A 2D generic multi-surface cohesive zone model for simulating FRP-to-concrete mixed-mode debonding failure

Abstract

This paper proposes a 2D generic multi-surface cohesive zone model to simulate the debonding failure process of FRP-to-concrete joints within the framework of plasticity theory. The model combines a tension cut-off yield surface with a Coulomb friction yield surface, which can accurately predict the coupled mixed-mode debonding behaviour. Non-associated flow rule is adopted by the Coulomb friction yield formulation to reproduce the dilation effect, while the tension cut-off criterion is responsible for simulating the separation in the normal direction between two bonded substrates. Given the potential non-convergence problems caused by the presence of vertex region at the intersections between two yield surfaces, a remedy measure using the implicit backward Euler integration method incorporating Koiter’s rule and coupled independent state variables is applied.
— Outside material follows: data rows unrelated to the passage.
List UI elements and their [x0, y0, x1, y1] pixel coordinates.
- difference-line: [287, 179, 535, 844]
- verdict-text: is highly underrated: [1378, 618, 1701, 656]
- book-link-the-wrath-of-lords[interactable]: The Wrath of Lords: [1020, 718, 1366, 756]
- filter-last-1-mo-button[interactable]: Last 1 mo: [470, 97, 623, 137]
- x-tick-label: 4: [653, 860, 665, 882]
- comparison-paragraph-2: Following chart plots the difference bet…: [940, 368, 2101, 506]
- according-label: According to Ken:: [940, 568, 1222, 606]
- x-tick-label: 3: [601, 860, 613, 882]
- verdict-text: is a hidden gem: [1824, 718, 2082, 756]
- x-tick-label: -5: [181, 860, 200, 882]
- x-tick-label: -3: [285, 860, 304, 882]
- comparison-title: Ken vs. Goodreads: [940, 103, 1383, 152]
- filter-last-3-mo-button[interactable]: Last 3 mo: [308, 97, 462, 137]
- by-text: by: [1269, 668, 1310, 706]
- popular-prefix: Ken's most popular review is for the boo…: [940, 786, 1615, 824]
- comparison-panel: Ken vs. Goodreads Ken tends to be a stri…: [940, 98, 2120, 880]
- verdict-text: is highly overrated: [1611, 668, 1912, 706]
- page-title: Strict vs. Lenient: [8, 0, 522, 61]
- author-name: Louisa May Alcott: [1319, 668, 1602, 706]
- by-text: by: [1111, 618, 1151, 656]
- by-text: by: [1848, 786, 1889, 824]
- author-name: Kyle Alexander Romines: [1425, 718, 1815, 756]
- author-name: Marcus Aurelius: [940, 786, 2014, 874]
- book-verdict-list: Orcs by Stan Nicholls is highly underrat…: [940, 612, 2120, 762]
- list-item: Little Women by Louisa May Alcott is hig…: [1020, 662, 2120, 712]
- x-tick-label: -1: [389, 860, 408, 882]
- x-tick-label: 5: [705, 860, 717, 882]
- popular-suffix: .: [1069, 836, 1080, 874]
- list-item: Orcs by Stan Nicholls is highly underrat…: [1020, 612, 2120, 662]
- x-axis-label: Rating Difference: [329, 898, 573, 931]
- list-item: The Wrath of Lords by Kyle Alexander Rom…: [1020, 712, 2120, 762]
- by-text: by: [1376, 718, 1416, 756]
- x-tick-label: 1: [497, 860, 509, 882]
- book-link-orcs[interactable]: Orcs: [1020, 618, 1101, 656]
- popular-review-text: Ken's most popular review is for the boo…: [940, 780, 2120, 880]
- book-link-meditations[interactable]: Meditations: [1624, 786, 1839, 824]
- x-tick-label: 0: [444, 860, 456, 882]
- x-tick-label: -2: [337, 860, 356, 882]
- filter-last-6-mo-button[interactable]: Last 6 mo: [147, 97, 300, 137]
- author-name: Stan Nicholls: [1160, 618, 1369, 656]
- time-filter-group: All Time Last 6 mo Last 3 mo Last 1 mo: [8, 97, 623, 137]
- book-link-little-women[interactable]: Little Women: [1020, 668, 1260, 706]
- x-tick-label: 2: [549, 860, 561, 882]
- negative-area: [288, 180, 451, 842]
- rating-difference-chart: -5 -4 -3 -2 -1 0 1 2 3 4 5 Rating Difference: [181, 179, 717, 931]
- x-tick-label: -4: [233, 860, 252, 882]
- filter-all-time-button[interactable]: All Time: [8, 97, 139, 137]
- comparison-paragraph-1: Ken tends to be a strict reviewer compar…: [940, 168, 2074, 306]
The proposed 2D interface model is versatile, and its accuracy has been validated by comparing the predicted results with their test counterparts from literature in different aspects, including the capacities of capturing mixed-mode failure, dilation behaviour, lateral compression effect, FRP deformation, and local bond stress-slip relationship. The model’s good compatibility with the constitutive relationship of CDP (concrete damaged plasticity) is also demonstrated.